They set to work building the farm from scratch in Scotland Neck. Using repurposed land at Brawley Middle School, which had been closed for a few years, they created an initial one-acre farm out of the old baseball field. However, Halifax’s Southeast Collegiate Prep Academy was more than 10 miles from the farm at Brawley, making the transportation of CTE students who learn at the farm complicated.
Ultimately, the district decided to set up the present-day, nine-acre Greenleaf Farm at Enfield Middle S.T.E.A.M. Academy, located closer to the high school. This location also had flatter and more sandy soil, allowing the farm to plant vegetables and fruits that grow better in that type of soil, including cantaloupes and watermelons.
The farm effort was assisted by a number of local partners, including Working Landscapes, a Warrenton-based nonprofit focused on rural economic development. A Working Landscapes team member helped facilitate GAP (Good Agriculture Practices) certification trainings for the students and the horticulture teacher, helping Greenleaf Farm become the first school district farm in North Carolina to receive its GAP certification.
GAP certification was a crucial step in the farm’s development, because any farm that wants to sell products to schools in the state must maintain an annual GAP certification. The certification process can be time-intensive and expensive — farmers may need to purchase new equipment, and the average cost of a GAP audit in North Carolina is roughly $1,000.
“Everything is tracked from when the seed goes in the ground to when it’s shipped out to you,” said Otranto.
From the farm to the lunch tray
The food on the farm is planted, grown, and harvested by the district’s students from Enfield Middle and Southeast Collegiate Preparatory High School, including those enrolled in horticulture and agricultural science classrooms. The harvest is then processed and delivered to the district’s school nutrition department, where fresh fruits and vegetables from the farm are incorporated into school meals.
Since farming is contingent on the weather, there are no guarantees about what will be harvested. Otranto constantly tracks weather patterns throughout the growing season. After the watermelons, cantaloupes, squash, zucchini, and okra are finished growing in August and September, the farm is reploughed and anything that hasn’t been harvested is turned back into the soil. The farm also rotates plots, leaving them fallow every three to five years depending on what’s been growing.

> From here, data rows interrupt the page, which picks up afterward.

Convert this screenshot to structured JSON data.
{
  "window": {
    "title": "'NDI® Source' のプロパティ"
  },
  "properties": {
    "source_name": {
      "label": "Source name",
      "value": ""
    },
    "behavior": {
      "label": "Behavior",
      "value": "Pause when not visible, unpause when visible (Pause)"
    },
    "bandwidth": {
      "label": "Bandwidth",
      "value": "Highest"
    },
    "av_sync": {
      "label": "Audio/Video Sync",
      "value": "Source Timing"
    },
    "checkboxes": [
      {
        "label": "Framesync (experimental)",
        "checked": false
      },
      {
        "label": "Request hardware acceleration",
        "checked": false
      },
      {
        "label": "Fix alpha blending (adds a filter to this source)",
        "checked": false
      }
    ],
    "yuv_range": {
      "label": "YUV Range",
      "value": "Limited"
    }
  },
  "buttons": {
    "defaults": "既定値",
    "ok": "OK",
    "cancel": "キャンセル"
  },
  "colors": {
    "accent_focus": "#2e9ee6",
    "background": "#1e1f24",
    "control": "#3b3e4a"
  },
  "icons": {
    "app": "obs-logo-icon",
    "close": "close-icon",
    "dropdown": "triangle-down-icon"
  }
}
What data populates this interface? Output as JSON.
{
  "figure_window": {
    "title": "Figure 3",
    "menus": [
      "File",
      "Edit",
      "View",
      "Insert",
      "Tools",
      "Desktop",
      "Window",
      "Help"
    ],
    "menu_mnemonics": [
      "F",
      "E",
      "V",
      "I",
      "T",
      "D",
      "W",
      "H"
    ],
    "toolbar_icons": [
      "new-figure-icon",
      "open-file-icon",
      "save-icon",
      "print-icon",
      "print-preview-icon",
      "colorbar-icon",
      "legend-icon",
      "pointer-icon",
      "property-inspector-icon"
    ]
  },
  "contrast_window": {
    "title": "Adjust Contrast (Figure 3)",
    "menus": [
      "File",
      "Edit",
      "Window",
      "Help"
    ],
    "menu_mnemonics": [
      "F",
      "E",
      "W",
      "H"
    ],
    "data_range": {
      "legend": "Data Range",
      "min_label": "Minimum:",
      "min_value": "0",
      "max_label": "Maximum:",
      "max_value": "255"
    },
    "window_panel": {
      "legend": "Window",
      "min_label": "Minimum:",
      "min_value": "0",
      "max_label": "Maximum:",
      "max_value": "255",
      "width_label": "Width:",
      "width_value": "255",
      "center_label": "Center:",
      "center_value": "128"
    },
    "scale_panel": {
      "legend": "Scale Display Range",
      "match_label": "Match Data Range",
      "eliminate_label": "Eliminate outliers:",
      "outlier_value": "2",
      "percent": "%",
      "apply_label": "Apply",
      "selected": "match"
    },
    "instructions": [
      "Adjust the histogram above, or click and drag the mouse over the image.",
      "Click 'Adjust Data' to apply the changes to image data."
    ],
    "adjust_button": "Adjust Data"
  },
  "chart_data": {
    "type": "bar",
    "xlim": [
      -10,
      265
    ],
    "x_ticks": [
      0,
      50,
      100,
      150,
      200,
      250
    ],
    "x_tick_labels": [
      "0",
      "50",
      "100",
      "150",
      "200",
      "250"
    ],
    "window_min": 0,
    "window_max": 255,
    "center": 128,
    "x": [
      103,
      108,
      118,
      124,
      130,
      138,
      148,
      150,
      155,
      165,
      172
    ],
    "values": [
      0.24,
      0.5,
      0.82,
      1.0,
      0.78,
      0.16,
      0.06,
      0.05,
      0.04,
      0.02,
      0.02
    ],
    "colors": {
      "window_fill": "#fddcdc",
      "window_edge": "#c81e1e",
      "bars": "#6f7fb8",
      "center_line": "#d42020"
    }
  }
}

The fall and winter growing season includes produce like collards, broccoli, mustard greens, kale, cabbage, and romaine — products that Otranto then uses in school meals from mid-November through January. Staggering the timing of plotting different fields allows different quantities of food to come off the farm at different times.

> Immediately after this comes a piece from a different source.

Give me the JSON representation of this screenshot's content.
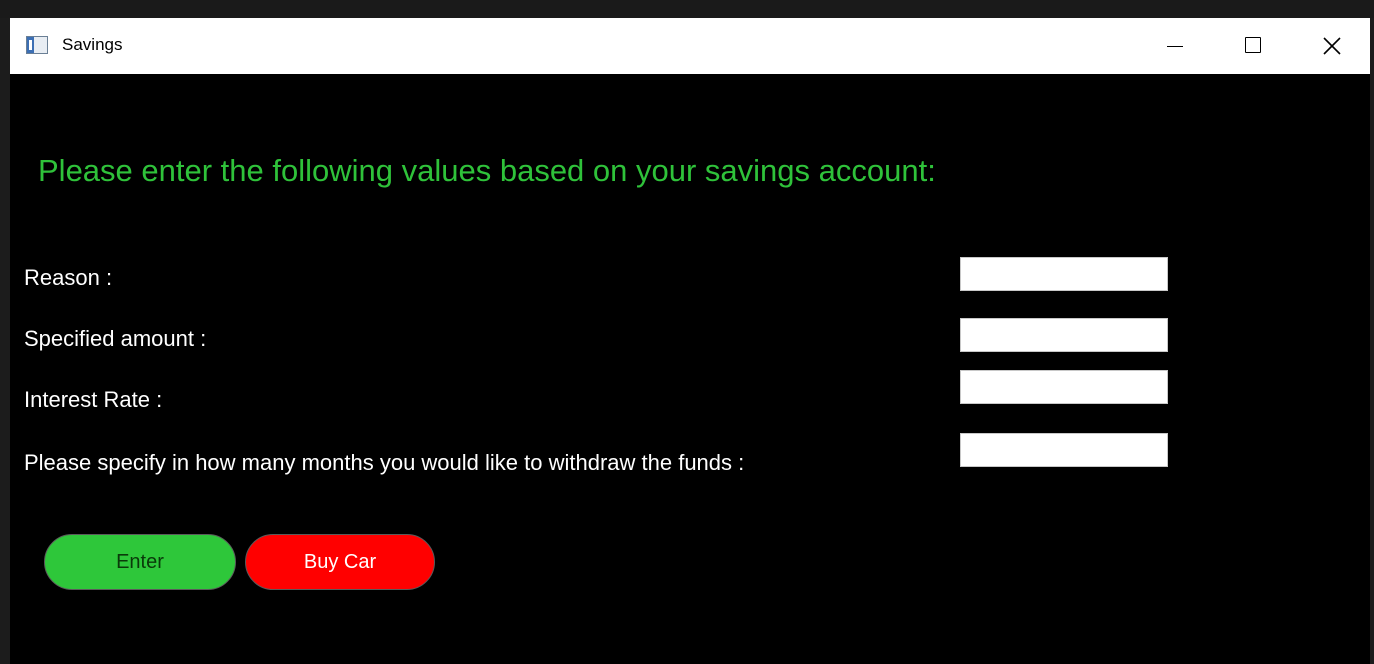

“We learned early on that we can’t utilize everything all at once,” said Otranto. “Because we don’t serve broccoli every day, we don’t serve collards every day. But when it’s available, I will make adjustments in my menu.”
Like all federally-funded school nutrition programs, the meals that Otranto creates using produce from the farm have to meet strict meal pattern and nutrition requirements. These requirements include things like the number and types of vegetables that have to be served each week, including a mix of red/orange vegetables, leafy greens, and legumes.
Since the harvest from the farm can be unpredictable, Otranto said this can make menu planning tricky. He works closely with both the district’s horticulture teacher and dietician to align what is being planted and harvested when. Additional produce from the farm that can’t be used by the school district is donated to local food banks.
“I’m not going to shy away from any produce that is available to harvest. We’re going to utilize everything that we can,” he said.
Feeding bellies and minds
One day after a harvest, Otranto and his team prepared greens from the farm for lunch at one of the district’s elementary schools. A second-grade class came through the lunch line, and after they sat down in the cafeteria, Otranto overheard a conversation.
“The little girl looked up and she said, ‘My sister planted these greens, and they’re delicious!’ And the whole table put their forks down and started eating the greens. That was just a wonderful moment,” he said.
When Otranto began working with Halifax County Schools, he said the school nutrition menu included mostly convenience items like canned fruits and vegetables. So, he set to work reimagining what school food could be. Otranto built out his team, gave them access to culinary training, and brought in chefs and other speakers to help them think about ways to reform the lunch menu.
“We were looking at minimally processed foods and fresh foods and how that benefits ourselves, our staff, our students — by not filling them up with all kinds of additives and preservatives,” said Otranto.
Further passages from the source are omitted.